As a consequence of altered post-translational modification, the risk of self-aggregation for aSynNuc in disease conditions is likely altered/increased [38]. The observed pS129 positive oligomeric aSyn species would support this and is consistent with our previous observations of intranuclear reactivity towards oligomer/aggregation specific aSyn antibodies in DLB cases and the formation of aSynNuc oligomers in cellular overexpression systems [54]. Certainly, the nuclear environment would appear prone to aggregation, as DNA [10, 12, 24] and histones [20] accelerate aSyn aggregation.

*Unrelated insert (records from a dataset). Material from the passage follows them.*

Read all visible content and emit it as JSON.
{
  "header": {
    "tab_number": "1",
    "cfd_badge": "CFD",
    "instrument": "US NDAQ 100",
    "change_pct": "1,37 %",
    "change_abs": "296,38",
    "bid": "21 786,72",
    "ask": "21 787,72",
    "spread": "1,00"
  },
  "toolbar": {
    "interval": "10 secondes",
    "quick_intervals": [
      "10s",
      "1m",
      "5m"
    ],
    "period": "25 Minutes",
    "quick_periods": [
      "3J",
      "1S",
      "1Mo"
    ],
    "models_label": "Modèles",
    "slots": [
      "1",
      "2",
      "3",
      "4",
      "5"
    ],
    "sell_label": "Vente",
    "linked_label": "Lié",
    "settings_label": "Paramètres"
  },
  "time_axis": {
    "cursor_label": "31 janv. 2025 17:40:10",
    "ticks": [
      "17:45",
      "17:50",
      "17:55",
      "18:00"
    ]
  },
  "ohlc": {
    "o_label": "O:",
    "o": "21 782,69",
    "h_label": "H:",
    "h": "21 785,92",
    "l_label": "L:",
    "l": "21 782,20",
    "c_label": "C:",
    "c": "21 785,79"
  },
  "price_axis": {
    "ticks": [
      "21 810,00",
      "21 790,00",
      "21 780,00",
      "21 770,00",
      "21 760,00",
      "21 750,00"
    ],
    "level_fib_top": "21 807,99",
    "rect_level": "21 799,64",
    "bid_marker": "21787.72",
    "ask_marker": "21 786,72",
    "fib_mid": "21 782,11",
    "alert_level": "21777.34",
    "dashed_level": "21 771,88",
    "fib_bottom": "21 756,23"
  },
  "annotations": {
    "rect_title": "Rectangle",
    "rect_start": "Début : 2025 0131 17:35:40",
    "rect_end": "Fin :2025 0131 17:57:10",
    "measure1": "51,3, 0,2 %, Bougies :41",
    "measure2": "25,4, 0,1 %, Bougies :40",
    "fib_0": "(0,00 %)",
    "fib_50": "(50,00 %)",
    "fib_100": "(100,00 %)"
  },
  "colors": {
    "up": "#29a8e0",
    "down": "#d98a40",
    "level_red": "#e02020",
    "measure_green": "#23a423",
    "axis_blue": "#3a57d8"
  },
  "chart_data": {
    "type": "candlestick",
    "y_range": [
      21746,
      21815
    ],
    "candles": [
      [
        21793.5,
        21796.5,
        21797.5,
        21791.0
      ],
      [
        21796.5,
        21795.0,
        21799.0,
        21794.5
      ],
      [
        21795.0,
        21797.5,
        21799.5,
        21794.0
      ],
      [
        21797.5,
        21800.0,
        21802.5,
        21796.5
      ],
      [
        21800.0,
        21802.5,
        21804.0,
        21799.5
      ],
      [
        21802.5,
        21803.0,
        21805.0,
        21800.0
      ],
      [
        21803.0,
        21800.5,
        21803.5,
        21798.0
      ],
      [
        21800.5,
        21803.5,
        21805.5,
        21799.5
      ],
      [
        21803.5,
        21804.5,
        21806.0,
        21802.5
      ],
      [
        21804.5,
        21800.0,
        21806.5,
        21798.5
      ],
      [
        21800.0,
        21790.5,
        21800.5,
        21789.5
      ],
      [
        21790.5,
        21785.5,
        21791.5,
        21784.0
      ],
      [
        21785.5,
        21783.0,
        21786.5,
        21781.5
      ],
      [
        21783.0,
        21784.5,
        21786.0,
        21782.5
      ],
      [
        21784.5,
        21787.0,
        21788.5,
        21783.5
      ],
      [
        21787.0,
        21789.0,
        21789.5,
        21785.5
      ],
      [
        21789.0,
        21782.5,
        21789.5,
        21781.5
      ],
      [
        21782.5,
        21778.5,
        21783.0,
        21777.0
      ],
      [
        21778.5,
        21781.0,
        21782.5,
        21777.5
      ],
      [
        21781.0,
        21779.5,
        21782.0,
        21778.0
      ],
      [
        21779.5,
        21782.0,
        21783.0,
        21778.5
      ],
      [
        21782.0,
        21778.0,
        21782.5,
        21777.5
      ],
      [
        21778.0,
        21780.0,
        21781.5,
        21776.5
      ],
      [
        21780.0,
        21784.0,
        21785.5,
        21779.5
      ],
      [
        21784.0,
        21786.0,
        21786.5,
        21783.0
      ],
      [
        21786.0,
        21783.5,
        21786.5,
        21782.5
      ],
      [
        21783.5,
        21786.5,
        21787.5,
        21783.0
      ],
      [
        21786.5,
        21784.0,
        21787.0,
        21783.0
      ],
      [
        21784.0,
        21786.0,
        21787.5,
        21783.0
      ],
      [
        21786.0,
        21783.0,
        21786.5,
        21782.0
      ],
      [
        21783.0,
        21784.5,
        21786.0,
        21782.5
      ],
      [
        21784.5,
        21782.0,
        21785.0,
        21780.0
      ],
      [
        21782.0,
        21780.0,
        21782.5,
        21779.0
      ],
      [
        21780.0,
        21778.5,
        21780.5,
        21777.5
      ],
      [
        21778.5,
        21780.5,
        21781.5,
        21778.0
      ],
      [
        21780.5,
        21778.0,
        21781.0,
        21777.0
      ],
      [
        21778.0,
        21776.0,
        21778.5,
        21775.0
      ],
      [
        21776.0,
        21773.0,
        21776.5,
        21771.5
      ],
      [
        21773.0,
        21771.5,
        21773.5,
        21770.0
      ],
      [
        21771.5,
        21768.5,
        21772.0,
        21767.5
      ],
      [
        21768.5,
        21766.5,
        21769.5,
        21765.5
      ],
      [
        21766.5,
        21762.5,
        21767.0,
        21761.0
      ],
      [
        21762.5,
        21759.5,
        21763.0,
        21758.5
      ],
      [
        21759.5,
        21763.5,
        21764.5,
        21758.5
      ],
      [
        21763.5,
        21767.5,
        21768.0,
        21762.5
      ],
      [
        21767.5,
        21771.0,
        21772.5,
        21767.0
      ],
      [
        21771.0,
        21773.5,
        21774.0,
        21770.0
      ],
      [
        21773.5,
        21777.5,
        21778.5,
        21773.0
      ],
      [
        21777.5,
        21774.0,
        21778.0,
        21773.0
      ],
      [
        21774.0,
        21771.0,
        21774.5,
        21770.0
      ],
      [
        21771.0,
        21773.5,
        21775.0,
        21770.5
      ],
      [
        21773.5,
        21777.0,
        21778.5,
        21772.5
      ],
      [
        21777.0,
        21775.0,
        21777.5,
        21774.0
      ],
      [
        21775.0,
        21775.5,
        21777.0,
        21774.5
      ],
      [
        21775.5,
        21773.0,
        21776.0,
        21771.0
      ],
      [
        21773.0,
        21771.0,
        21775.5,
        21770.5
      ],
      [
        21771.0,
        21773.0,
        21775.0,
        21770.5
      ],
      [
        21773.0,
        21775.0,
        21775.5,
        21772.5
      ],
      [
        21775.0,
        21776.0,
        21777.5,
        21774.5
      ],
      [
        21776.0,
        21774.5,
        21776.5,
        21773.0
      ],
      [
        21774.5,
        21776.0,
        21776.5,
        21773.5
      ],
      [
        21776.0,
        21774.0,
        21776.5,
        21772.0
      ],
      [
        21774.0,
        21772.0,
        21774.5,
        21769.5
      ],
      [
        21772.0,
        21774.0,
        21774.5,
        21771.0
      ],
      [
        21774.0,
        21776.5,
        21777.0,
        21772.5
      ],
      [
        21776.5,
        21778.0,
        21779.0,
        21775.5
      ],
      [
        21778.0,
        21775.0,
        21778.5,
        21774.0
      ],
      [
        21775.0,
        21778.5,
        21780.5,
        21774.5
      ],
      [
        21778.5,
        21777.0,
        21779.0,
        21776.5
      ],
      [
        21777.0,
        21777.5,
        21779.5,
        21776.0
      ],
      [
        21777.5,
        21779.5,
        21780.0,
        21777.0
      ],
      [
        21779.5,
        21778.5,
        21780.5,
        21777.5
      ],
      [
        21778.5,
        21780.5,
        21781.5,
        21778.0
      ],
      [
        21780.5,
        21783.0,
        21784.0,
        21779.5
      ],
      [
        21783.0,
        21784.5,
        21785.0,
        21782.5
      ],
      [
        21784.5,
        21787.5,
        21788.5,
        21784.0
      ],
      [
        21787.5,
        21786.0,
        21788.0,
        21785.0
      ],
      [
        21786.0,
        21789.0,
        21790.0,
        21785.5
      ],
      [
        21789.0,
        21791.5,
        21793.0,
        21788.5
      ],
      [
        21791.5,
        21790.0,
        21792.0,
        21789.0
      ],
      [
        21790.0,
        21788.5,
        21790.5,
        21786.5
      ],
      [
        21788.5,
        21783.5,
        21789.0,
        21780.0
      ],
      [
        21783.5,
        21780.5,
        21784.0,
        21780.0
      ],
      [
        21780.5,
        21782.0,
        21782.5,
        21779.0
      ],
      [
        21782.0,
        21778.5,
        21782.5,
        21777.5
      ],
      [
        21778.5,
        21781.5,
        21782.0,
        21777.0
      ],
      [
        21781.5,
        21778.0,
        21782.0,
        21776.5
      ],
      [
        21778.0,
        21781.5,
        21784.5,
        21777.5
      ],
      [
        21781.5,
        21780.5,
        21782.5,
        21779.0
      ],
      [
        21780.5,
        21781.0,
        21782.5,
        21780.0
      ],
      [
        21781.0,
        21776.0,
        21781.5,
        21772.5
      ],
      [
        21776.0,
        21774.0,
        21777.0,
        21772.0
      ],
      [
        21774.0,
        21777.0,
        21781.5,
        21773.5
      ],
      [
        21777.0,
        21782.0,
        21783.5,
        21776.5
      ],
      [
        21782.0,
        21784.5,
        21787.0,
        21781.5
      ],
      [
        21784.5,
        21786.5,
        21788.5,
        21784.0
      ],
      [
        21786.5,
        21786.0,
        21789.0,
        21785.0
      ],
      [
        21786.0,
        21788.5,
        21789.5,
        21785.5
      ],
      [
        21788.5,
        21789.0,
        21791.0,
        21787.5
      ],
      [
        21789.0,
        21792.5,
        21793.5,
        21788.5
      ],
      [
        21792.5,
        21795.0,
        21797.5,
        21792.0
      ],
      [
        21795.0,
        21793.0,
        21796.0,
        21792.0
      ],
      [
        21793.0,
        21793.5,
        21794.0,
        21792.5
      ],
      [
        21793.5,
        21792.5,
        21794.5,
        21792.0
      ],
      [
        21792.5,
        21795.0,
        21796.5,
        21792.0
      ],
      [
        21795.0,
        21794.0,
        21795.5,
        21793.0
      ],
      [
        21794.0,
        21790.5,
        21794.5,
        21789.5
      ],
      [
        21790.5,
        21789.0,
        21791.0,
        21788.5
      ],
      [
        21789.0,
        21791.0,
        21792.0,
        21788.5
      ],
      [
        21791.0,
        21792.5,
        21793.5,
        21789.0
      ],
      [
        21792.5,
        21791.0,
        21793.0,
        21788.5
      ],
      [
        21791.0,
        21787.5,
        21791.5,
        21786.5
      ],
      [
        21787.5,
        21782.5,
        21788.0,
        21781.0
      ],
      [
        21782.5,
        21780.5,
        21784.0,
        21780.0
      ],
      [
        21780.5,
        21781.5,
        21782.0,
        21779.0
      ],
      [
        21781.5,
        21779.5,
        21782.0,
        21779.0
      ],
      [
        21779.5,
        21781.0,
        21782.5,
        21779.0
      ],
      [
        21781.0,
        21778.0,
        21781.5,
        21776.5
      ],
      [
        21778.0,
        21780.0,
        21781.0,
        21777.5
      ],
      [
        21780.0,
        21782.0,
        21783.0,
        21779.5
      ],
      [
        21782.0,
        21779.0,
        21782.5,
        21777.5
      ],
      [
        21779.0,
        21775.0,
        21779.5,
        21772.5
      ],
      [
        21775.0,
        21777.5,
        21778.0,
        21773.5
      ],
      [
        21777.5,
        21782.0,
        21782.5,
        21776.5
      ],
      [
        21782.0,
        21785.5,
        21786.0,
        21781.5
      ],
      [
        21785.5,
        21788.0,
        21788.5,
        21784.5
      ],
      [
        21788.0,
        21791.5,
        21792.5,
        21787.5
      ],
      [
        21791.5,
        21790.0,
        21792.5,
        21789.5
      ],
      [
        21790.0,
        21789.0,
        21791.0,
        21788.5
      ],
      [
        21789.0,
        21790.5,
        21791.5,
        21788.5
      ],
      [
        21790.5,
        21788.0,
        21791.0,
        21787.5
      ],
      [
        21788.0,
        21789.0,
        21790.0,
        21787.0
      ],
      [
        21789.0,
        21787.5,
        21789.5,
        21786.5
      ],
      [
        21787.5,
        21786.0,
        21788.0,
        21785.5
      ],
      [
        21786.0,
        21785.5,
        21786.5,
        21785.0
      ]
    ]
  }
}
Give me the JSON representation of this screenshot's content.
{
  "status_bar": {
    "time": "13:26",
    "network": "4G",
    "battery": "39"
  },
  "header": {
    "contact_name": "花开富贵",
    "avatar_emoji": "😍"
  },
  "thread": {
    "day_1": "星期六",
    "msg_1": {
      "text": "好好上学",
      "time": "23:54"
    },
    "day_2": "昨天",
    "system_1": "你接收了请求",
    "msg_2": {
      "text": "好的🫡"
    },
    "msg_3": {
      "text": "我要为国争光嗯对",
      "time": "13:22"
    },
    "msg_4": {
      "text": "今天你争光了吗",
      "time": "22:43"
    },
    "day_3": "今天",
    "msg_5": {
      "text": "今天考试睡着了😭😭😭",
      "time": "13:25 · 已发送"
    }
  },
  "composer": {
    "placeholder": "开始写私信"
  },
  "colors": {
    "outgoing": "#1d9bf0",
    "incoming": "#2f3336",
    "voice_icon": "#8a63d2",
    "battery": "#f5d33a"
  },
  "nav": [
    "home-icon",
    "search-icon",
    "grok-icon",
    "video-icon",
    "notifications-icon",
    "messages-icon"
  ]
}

Although we did not detect overt signs of mature fibril inclusions, neuronal and oligodendrocytic intranuclear inclusions of aSyn filaments are a pathological feature of MSA, alongside aSyn cytoplasmic aggregates [34]. As part of the MSA disease process elevated pS129 aSynNuc is considered as an early event and is assumed to precede the formation of mature aggregates [25, 70]. In any case, the occurrence of neuronal nuclear inclusions in the brain stem nuclei of MSA cases correlates with surviving neuron numbers, suggestive of a protective role for mature inclusions [50], which is in line with cellular toxicity being largely independent of overt aSyn aggregates in cell models [68] and that instead, at least within the nucleus, toxicity may be driven by intermediate aSyn oligomers [67].

Conclusion

This study has addressed an outstanding question in the field confirming the nuclear occurrence of aSyn using an array of histological and molecular methods in human post-mortem tissue. Furthermore, we have identified that aSynNuc is altered in DLB and manifests increased levels of putatively pathogenic post-translation modifications, such as pS129. Intriguingly, aSynNuc is enriched for oligomeric species distinct from those in the cytoplasm. Given the potential role of oligomers in disease-associated toxicity, such species may drive cellular impairment and neurodegeneration associated with DLB.